Combined use of AFP, CEA, CA125 and CAl9-9 improves the sensitivity for the diagnosis of gastric cancer
- PMID: 23672279
- PMCID: PMC3655895
- DOI: 10.1186/1471-230X-13-87
Combined use of AFP, CEA, CA125 and CAl9-9 improves the sensitivity for the diagnosis of gastric cancer
Abstract
Background: The detection of serum tumor marker becomes a common method for screening tumors. However, this method has not been widely used for routine gastric cancer screening.

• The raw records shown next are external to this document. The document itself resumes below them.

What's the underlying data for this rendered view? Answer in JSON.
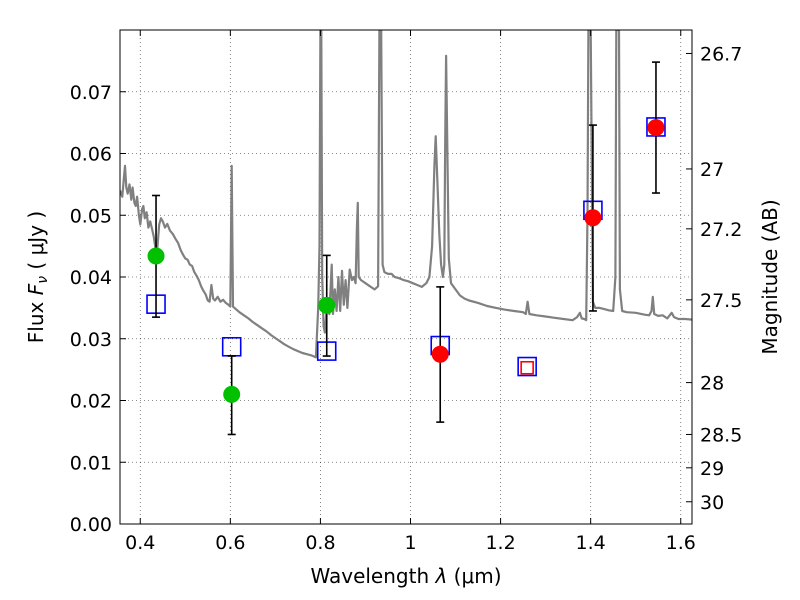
{
  "chart_data": {
    "type": "scatter",
    "xlabel": "Wavelength  λ (μm)",
    "ylabel": "Flux  F_ν  ( μJy )",
    "ylabel_parts": {
      "prefix": "Flux  ",
      "symbol": "F",
      "subscript": "ν",
      "suffix": "  ( μJy )"
    },
    "xlabel_parts": {
      "prefix": "Wavelength  ",
      "symbol": "λ",
      "suffix": " (μm)"
    },
    "y2label": "Magnitude (AB)",
    "xlim": [
      0.355,
      1.625
    ],
    "ylim": [
      0.0,
      0.08
    ],
    "grid": true,
    "x_ticks": [
      {
        "value": 0.4,
        "label": "0.4"
      },
      {
        "value": 0.6,
        "label": "0.6"
      },
      {
        "value": 0.8,
        "label": "0.8"
      },
      {
        "value": 1.0,
        "label": "1"
      },
      {
        "value": 1.2,
        "label": "1.2"
      },
      {
        "value": 1.4,
        "label": "1.4"
      },
      {
        "value": 1.6,
        "label": "1.6"
      }
    ],
    "y_ticks": [
      {
        "value": 0.0,
        "label": "0.00"
      },
      {
        "value": 0.01,
        "label": "0.01"
      },
      {
        "value": 0.02,
        "label": "0.02"
      },
      {
        "value": 0.03,
        "label": "0.03"
      },
      {
        "value": 0.04,
        "label": "0.04"
      },
      {
        "value": 0.05,
        "label": "0.05"
      },
      {
        "value": 0.06,
        "label": "0.06"
      },
      {
        "value": 0.07,
        "label": "0.07"
      }
    ],
    "y2_ticks": [
      {
        "flux": 0.0762,
        "label": "26.7"
      },
      {
        "flux": 0.0575,
        "label": "27"
      },
      {
        "flux": 0.0478,
        "label": "27.2"
      },
      {
        "flux": 0.0363,
        "label": "27.5"
      },
      {
        "flux": 0.0229,
        "label": "28"
      },
      {
        "flux": 0.0145,
        "label": "28.5"
      },
      {
        "flux": 0.0091,
        "label": "29"
      },
      {
        "flux": 0.0036,
        "label": "30"
      }
    ],
    "series": [
      {
        "kind": "line",
        "color": "#808080",
        "points": [
          [
            0.355,
            0.054
          ],
          [
            0.36,
            0.053
          ],
          [
            0.363,
            0.0555
          ],
          [
            0.366,
            0.058
          ],
          [
            0.369,
            0.0545
          ],
          [
            0.372,
            0.0535
          ],
          [
            0.376,
            0.055
          ],
          [
            0.38,
            0.0525
          ],
          [
            0.383,
            0.0545
          ],
          [
            0.387,
            0.052
          ],
          [
            0.39,
            0.0515
          ],
          [
            0.393,
            0.053
          ],
          [
            0.397,
            0.05
          ],
          [
            0.4,
            0.0485
          ],
          [
            0.404,
            0.051
          ],
          [
            0.407,
            0.0515
          ],
          [
            0.41,
            0.0495
          ],
          [
            0.414,
            0.0505
          ],
          [
            0.418,
            0.048
          ],
          [
            0.422,
            0.049
          ],
          [
            0.426,
            0.0478
          ],
          [
            0.43,
            0.0465
          ],
          [
            0.434,
            0.0445
          ],
          [
            0.438,
            0.0448
          ],
          [
            0.442,
            0.0485
          ],
          [
            0.446,
            0.0495
          ],
          [
            0.45,
            0.049
          ],
          [
            0.455,
            0.048
          ],
          [
            0.46,
            0.0486
          ],
          [
            0.466,
            0.0475
          ],
          [
            0.472,
            0.047
          ],
          [
            0.478,
            0.0462
          ],
          [
            0.484,
            0.0455
          ],
          [
            0.49,
            0.0443
          ],
          [
            0.495,
            0.0436
          ],
          [
            0.5,
            0.043
          ],
          [
            0.505,
            0.0428
          ],
          [
            0.51,
            0.042
          ],
          [
            0.515,
            0.0418
          ],
          [
            0.52,
            0.0408
          ],
          [
            0.525,
            0.0402
          ],
          [
            0.53,
            0.0395
          ],
          [
            0.535,
            0.0385
          ],
          [
            0.54,
            0.0378
          ],
          [
            0.545,
            0.0372
          ],
          [
            0.55,
            0.0362
          ],
          [
            0.554,
            0.036
          ],
          [
            0.558,
            0.0387
          ],
          [
            0.562,
            0.0365
          ],
          [
            0.566,
            0.0362
          ],
          [
            0.572,
            0.0368
          ],
          [
            0.578,
            0.036
          ],
          [
            0.584,
            0.0363
          ],
          [
            0.59,
            0.0358
          ],
          [
            0.596,
            0.0355
          ],
          [
            0.6,
            0.0352
          ],
          [
            0.603,
            0.058
          ],
          [
            0.606,
            0.0352
          ],
          [
            0.612,
            0.0348
          ],
          [
            0.62,
            0.0343
          ],
          [
            0.63,
            0.0338
          ],
          [
            0.64,
            0.0333
          ],
          [
            0.65,
            0.0327
          ],
          [
            0.66,
            0.0322
          ],
          [
            0.67,
            0.0317
          ],
          [
            0.68,
            0.0312
          ],
          [
            0.69,
            0.0306
          ],
          [
            0.7,
            0.0301
          ],
          [
            0.71,
            0.0296
          ],
          [
            0.72,
            0.0291
          ],
          [
            0.73,
            0.0287
          ],
          [
            0.74,
            0.0283
          ],
          [
            0.75,
            0.028
          ],
          [
            0.76,
            0.0277
          ],
          [
            0.77,
            0.0275
          ],
          [
            0.78,
            0.0273
          ],
          [
            0.79,
            0.027
          ],
          [
            0.795,
            0.035
          ],
          [
            0.798,
            0.045
          ],
          [
            0.8,
            0.08
          ],
          [
            0.802,
            0.08
          ],
          [
            0.804,
            0.04
          ],
          [
            0.807,
            0.032
          ],
          [
            0.81,
            0.031
          ],
          [
            0.815,
            0.036
          ],
          [
            0.82,
            0.034
          ],
          [
            0.825,
            0.042
          ],
          [
            0.828,
            0.034
          ],
          [
            0.832,
            0.038
          ],
          [
            0.836,
            0.0345
          ],
          [
            0.84,
            0.04
          ],
          [
            0.844,
            0.0345
          ],
          [
            0.848,
            0.041
          ],
          [
            0.852,
            0.0355
          ],
          [
            0.856,
            0.0395
          ],
          [
            0.86,
            0.035
          ],
          [
            0.865,
            0.0412
          ],
          [
            0.87,
            0.0395
          ],
          [
            0.874,
            0.04
          ],
          [
            0.878,
            0.039
          ],
          [
            0.881,
            0.048
          ],
          [
            0.883,
            0.052
          ],
          [
            0.885,
            0.04
          ],
          [
            0.89,
            0.0395
          ],
          [
            0.9,
            0.039
          ],
          [
            0.91,
            0.0385
          ],
          [
            0.92,
            0.038
          ],
          [
            0.928,
            0.0385
          ],
          [
            0.931,
            0.08
          ],
          [
            0.935,
            0.08
          ],
          [
            0.938,
            0.042
          ],
          [
            0.942,
            0.0408
          ],
          [
            0.95,
            0.0405
          ],
          [
            0.958,
            0.0405
          ],
          [
            0.965,
            0.04
          ],
          [
            0.975,
            0.0398
          ],
          [
            0.985,
            0.0395
          ],
          [
            0.995,
            0.0393
          ],
          [
            1.005,
            0.039
          ],
          [
            1.015,
            0.0387
          ],
          [
            1.025,
            0.0384
          ],
          [
            1.035,
            0.039
          ],
          [
            1.042,
            0.04
          ],
          [
            1.048,
            0.045
          ],
          [
            1.053,
            0.058
          ],
          [
            1.056,
            0.0628
          ],
          [
            1.06,
            0.055
          ],
          [
            1.064,
            0.047
          ],
          [
            1.068,
            0.042
          ],
          [
            1.072,
            0.04
          ],
          [
            1.075,
            0.042
          ],
          [
            1.077,
            0.062
          ],
          [
            1.079,
            0.0758
          ],
          [
            1.082,
            0.06
          ],
          [
            1.085,
            0.043
          ],
          [
            1.09,
            0.039
          ],
          [
            1.1,
            0.038
          ],
          [
            1.11,
            0.037
          ],
          [
            1.12,
            0.0365
          ],
          [
            1.13,
            0.0362
          ],
          [
            1.15,
            0.0358
          ],
          [
            1.17,
            0.0353
          ],
          [
            1.19,
            0.035
          ],
          [
            1.21,
            0.0347
          ],
          [
            1.23,
            0.0345
          ],
          [
            1.25,
            0.0343
          ],
          [
            1.256,
            0.034
          ],
          [
            1.26,
            0.036
          ],
          [
            1.264,
            0.034
          ],
          [
            1.28,
            0.0338
          ],
          [
            1.3,
            0.0336
          ],
          [
            1.32,
            0.0334
          ],
          [
            1.34,
            0.0332
          ],
          [
            1.36,
            0.033
          ],
          [
            1.37,
            0.0335
          ],
          [
            1.376,
            0.0342
          ],
          [
            1.38,
            0.0333
          ],
          [
            1.386,
            0.0332
          ],
          [
            1.39,
            0.033
          ],
          [
            1.393,
            0.05
          ],
          [
            1.395,
            0.08
          ],
          [
            1.4,
            0.08
          ],
          [
            1.405,
            0.036
          ],
          [
            1.41,
            0.035
          ],
          [
            1.42,
            0.035
          ],
          [
            1.43,
            0.0348
          ],
          [
            1.44,
            0.0346
          ],
          [
            1.45,
            0.0345
          ],
          [
            1.455,
            0.04
          ],
          [
            1.457,
            0.08
          ],
          [
            1.463,
            0.08
          ],
          [
            1.465,
            0.038
          ],
          [
            1.47,
            0.0345
          ],
          [
            1.48,
            0.0343
          ],
          [
            1.5,
            0.0342
          ],
          [
            1.52,
            0.0339
          ],
          [
            1.53,
            0.0338
          ],
          [
            1.535,
            0.0345
          ],
          [
            1.538,
            0.0368
          ],
          [
            1.541,
            0.034
          ],
          [
            1.55,
            0.0337
          ],
          [
            1.56,
            0.0338
          ],
          [
            1.57,
            0.0333
          ],
          [
            1.58,
            0.0342
          ],
          [
            1.585,
            0.0335
          ],
          [
            1.595,
            0.0332
          ],
          [
            1.61,
            0.0332
          ],
          [
            1.625,
            0.0331
          ]
        ]
      },
      {
        "kind": "open-square",
        "color": "#0000ff",
        "points": [
          [
            0.435,
            0.0356
          ],
          [
            0.603,
            0.0287
          ],
          [
            0.814,
            0.028
          ],
          [
            1.066,
            0.0289
          ],
          [
            1.259,
            0.0255
          ],
          [
            1.405,
            0.0508
          ],
          [
            1.545,
            0.0643
          ]
        ]
      },
      {
        "kind": "filled-circle",
        "color": "#00c000",
        "points": [
          {
            "x": 0.435,
            "y": 0.0434,
            "yerr": [
              0.0335,
              0.0532
            ]
          },
          {
            "x": 0.603,
            "y": 0.021,
            "yerr": [
              0.0145,
              0.0272
            ]
          },
          {
            "x": 0.814,
            "y": 0.0354,
            "yerr": [
              0.0272,
              0.0435
            ]
          }
        ]
      },
      {
        "kind": "filled-circle",
        "color": "#ff0000",
        "points": [
          {
            "x": 1.066,
            "y": 0.0275,
            "yerr": [
              0.0165,
              0.0384
            ]
          },
          {
            "x": 1.405,
            "y": 0.0496,
            "yerr": [
              0.0345,
              0.0646
            ]
          },
          {
            "x": 1.545,
            "y": 0.0642,
            "yerr": [
              0.0536,
              0.0748
            ]
          }
        ]
      },
      {
        "kind": "open-square-small",
        "color": "#ff0000",
        "points": [
          [
            1.259,
            0.0253
          ]
        ]
      }
    ]
  }
}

In this study we aimed to determine whether the combined use of tumor markers may increase the sensitivity for the diagnosis of gastric cancer.

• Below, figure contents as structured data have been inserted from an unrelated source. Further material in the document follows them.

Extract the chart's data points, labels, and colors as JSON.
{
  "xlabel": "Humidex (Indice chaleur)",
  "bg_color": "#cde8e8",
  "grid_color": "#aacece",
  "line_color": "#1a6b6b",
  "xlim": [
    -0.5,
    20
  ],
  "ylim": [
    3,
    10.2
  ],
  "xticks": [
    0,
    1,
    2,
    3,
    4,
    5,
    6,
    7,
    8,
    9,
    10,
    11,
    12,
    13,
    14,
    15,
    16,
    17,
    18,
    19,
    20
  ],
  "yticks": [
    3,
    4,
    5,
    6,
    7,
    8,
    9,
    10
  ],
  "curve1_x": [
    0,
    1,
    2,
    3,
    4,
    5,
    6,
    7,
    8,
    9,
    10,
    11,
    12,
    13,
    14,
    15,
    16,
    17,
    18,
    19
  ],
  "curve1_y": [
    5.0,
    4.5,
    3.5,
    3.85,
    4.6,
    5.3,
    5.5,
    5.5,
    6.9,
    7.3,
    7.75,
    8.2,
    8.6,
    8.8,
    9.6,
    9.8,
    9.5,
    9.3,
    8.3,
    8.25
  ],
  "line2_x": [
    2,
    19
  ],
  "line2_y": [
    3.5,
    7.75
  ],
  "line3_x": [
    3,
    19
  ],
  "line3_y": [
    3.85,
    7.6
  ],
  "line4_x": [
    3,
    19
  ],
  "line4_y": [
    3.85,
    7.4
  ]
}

Methods: Serum AFP, CEA, CA125 and CA19-9 levels were measured in 149 patients with gastric cancer, 111 patients with benign gastric diseases and 124 healthy people, who visited the First Affiliated Hospital of Nanchang University from May 2011 to May 2012. Statistical analysis including receiver operating characteristic (ROC) curve, the area under the curve (AUC), and logistic regression analysis was performed to evaluate the diagnostic value of these markers on gastric cancer.

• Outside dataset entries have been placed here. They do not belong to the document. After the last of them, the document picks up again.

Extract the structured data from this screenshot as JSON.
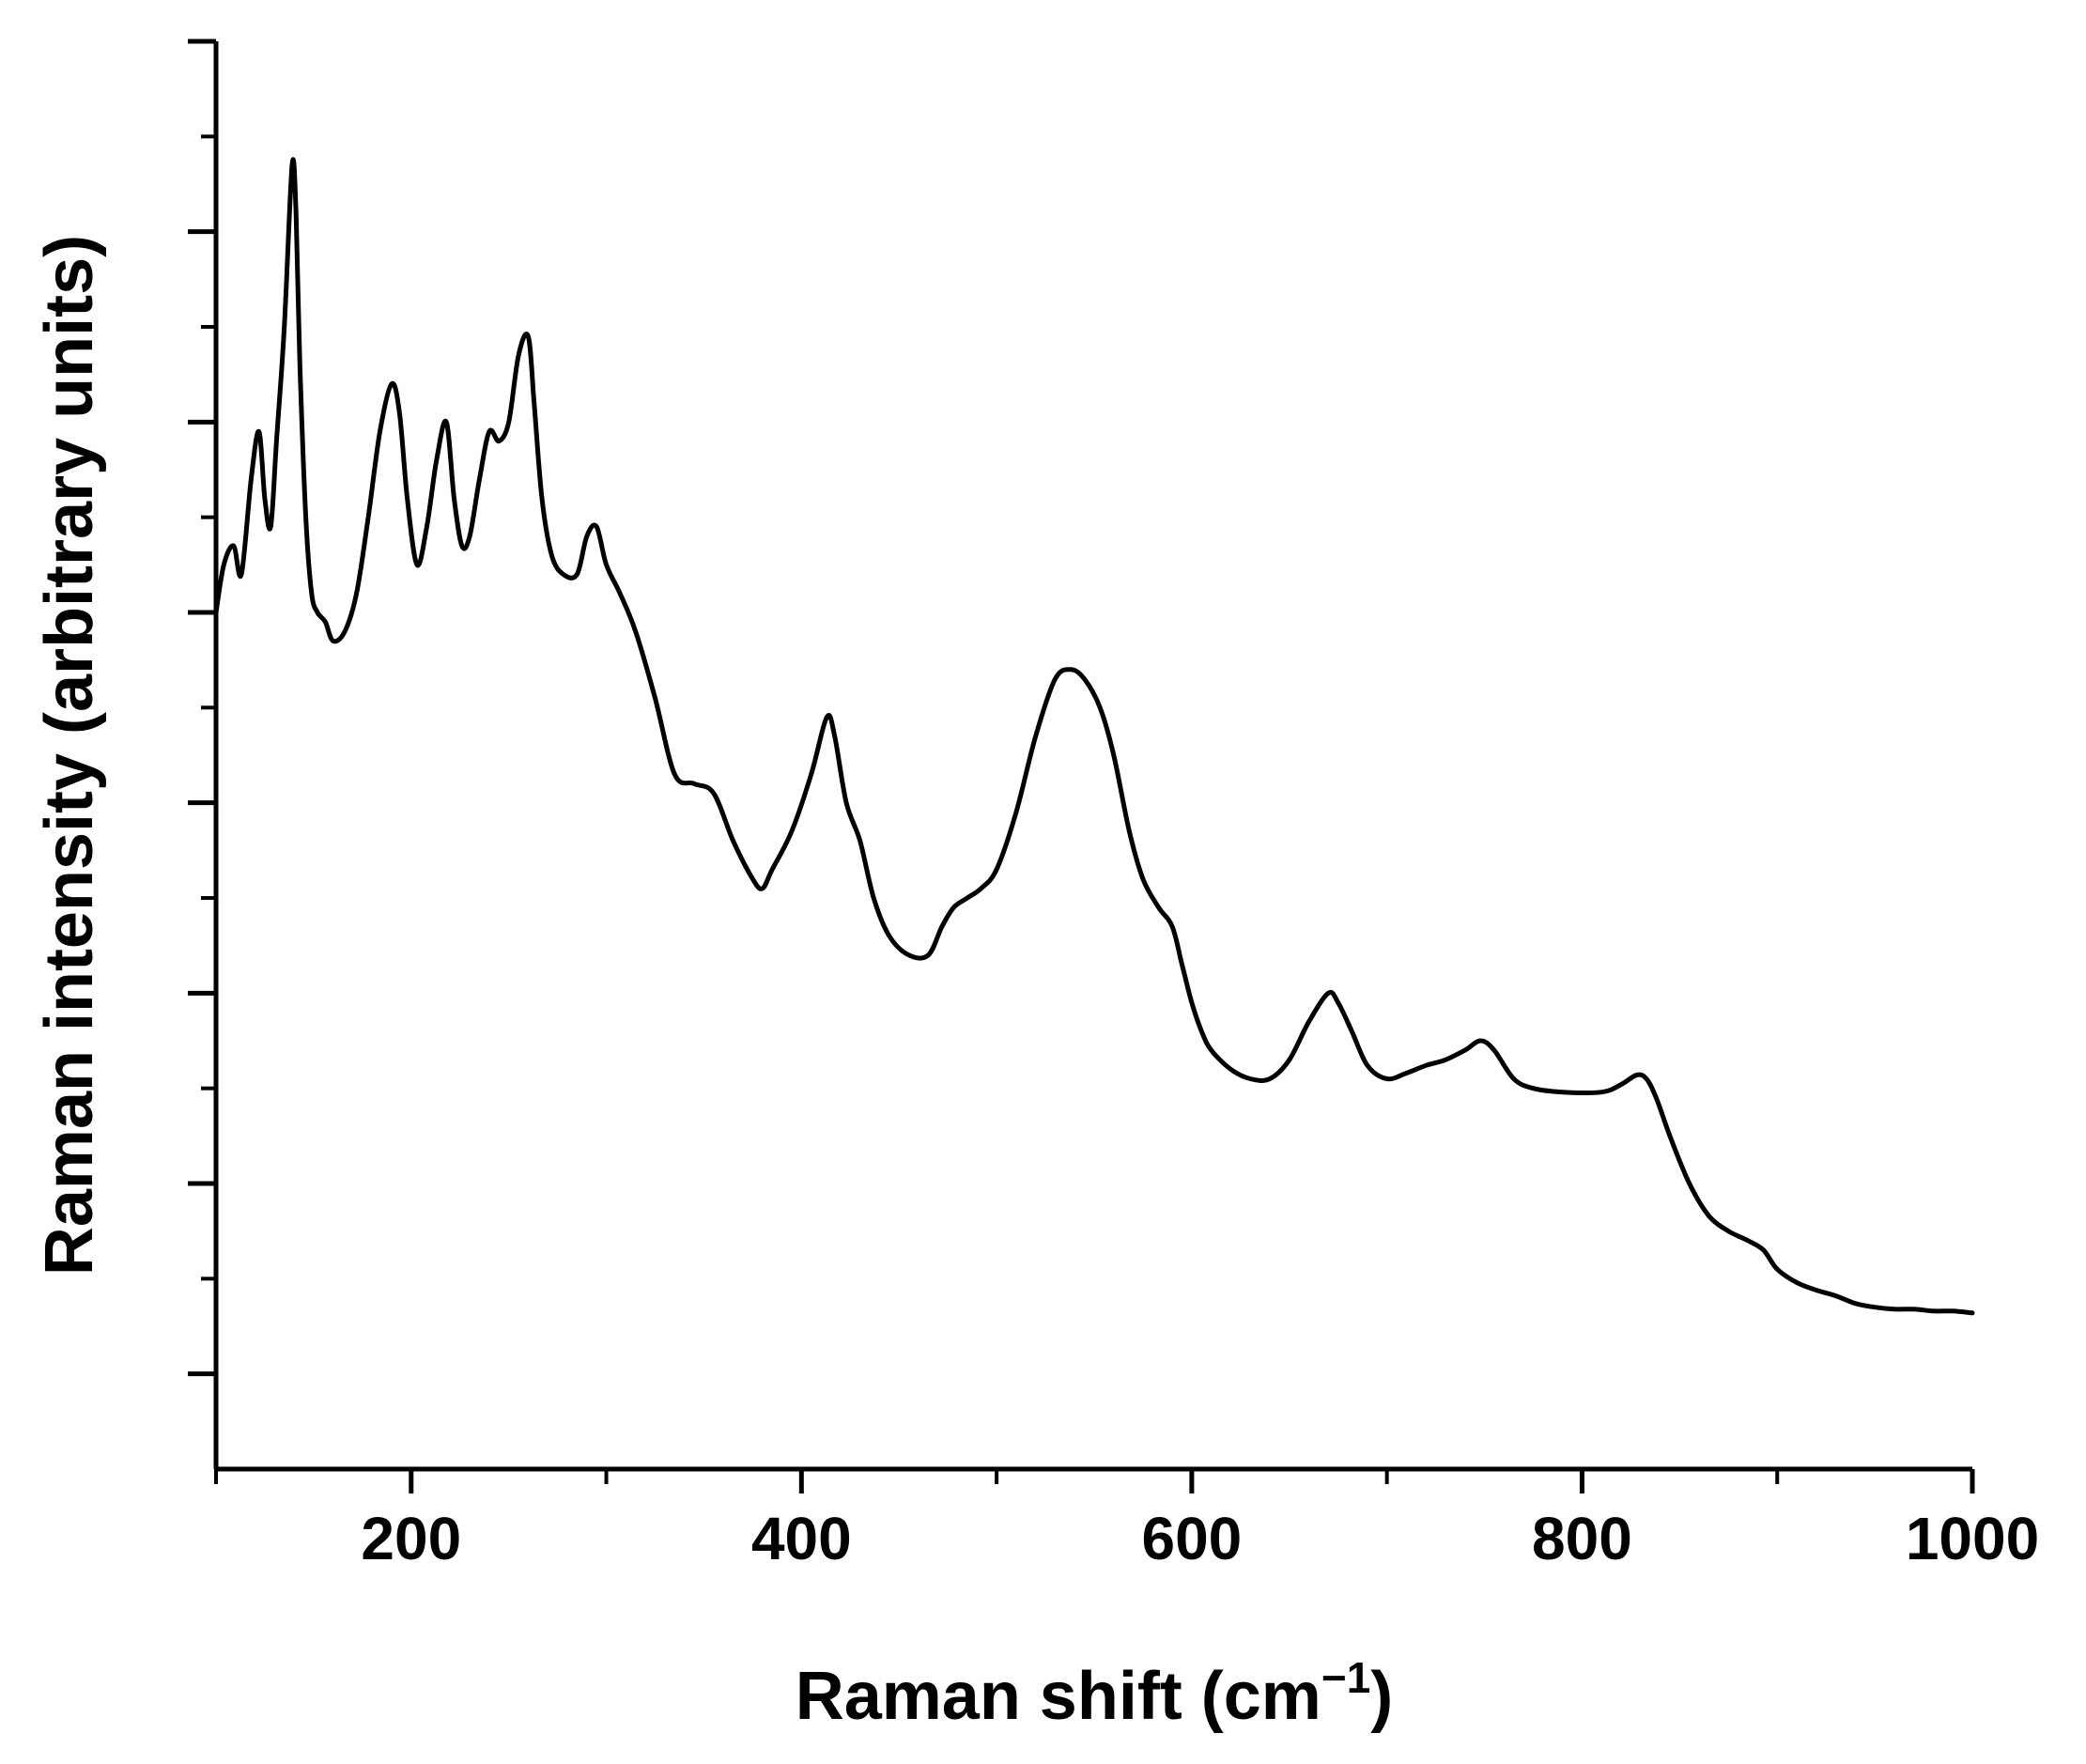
{
  "chart_data": {
    "type": "line",
    "xlabel": "Raman shift (cm",
    "xlabel_sup": "−1",
    "xlabel_close": ")",
    "ylabel": "Raman intensity (arbitrary units)",
    "xlim": [
      100,
      1000
    ],
    "ylim": [
      0,
      7.5
    ],
    "x_ticks_major": [
      200,
      400,
      600,
      800,
      1000
    ],
    "x_tick_labels": [
      "200",
      "400",
      "600",
      "800",
      "1000"
    ],
    "x_ticks_minor": [
      100,
      300,
      500,
      700,
      900
    ],
    "y_ticks_major": [
      0.5,
      1.5,
      2.5,
      3.5,
      4.5,
      5.5,
      6.5,
      7.5
    ],
    "y_ticks_minor": [
      1,
      2,
      3,
      4,
      5,
      6,
      7
    ],
    "y_tick_labels_shown": false,
    "grid": false,
    "legend": "none",
    "series": [
      {
        "color": "#000000",
        "x": [
          100,
          104,
          109,
          113,
          118,
          122,
          125,
          128,
          131,
          135,
          139,
          141,
          143,
          146,
          149,
          152,
          156,
          160,
          166,
          172,
          178,
          184,
          190,
          194,
          198,
          203,
          208,
          213,
          218,
          222,
          226,
          230,
          235,
          240,
          245,
          250,
          255,
          260,
          263,
          267,
          272,
          278,
          285,
          290,
          295,
          300,
          307,
          315,
          325,
          335,
          345,
          355,
          365,
          375,
          380,
          385,
          395,
          405,
          413,
          417,
          423,
          430,
          437,
          445,
          455,
          465,
          472,
          478,
          485,
          492,
          500,
          510,
          520,
          530,
          538,
          545,
          553,
          560,
          568,
          575,
          583,
          590,
          595,
          600,
          605,
          610,
          620,
          630,
          640,
          650,
          660,
          670,
          675,
          682,
          690,
          700,
          710,
          720,
          730,
          740,
          748,
          755,
          765,
          775,
          790,
          810,
          820,
          828,
          833,
          838,
          845,
          855,
          865,
          875,
          885,
          893,
          900,
          910,
          920,
          930,
          940,
          950,
          960,
          970,
          980,
          990,
          1000
        ],
        "y": [
          4.5,
          4.75,
          4.85,
          4.7,
          5.2,
          5.45,
          5.1,
          4.95,
          5.4,
          6.0,
          6.85,
          6.6,
          5.8,
          5.0,
          4.6,
          4.5,
          4.45,
          4.35,
          4.4,
          4.6,
          5.0,
          5.45,
          5.7,
          5.55,
          5.1,
          4.75,
          4.95,
          5.3,
          5.5,
          5.1,
          4.85,
          4.9,
          5.2,
          5.45,
          5.4,
          5.5,
          5.85,
          5.95,
          5.6,
          5.1,
          4.8,
          4.7,
          4.7,
          4.9,
          4.95,
          4.75,
          4.6,
          4.4,
          4.05,
          3.65,
          3.6,
          3.55,
          3.3,
          3.1,
          3.05,
          3.15,
          3.35,
          3.65,
          3.95,
          3.85,
          3.5,
          3.3,
          3.0,
          2.8,
          2.7,
          2.7,
          2.85,
          2.95,
          3.0,
          3.05,
          3.15,
          3.45,
          3.85,
          4.15,
          4.2,
          4.15,
          4.0,
          3.75,
          3.35,
          3.1,
          2.95,
          2.85,
          2.65,
          2.45,
          2.3,
          2.2,
          2.1,
          2.05,
          2.05,
          2.15,
          2.35,
          2.5,
          2.45,
          2.3,
          2.12,
          2.05,
          2.08,
          2.12,
          2.15,
          2.2,
          2.25,
          2.2,
          2.05,
          2.0,
          1.98,
          1.98,
          2.02,
          2.07,
          2.05,
          1.95,
          1.75,
          1.5,
          1.33,
          1.25,
          1.2,
          1.15,
          1.05,
          0.98,
          0.94,
          0.91,
          0.87,
          0.85,
          0.84,
          0.84,
          0.83,
          0.83,
          0.82
        ]
      }
    ]
  }
}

Results: Serum levels of CEA, CA125, and CA19-9 in gastric cancer group were higher than that in the benign gastric disease group and the healthy control group (P <0.005). The sensitivity of AFP, CEA, CA125 and CA19-9 in the diagnosis of gastric cancer was 4.7-20.8% individually, and increased to 40.3% in combination. By using optimal cut-off value, the sensitivity of CEA, CA125, and CA19-9 for the diagnosis of gastric cancer was improved. Especially, the sensitivity of CEA increased to 58.4% and the sensitivity of combined use of four markers increased to 69.1%. The age and gender had no effects on the diagnostic value of these markers.
Conclusions: The determination and application of optimal cut-off values based on ROC curve and logistic regression analysis could improve the diagnosis of gastric cancer based on common tumor markers.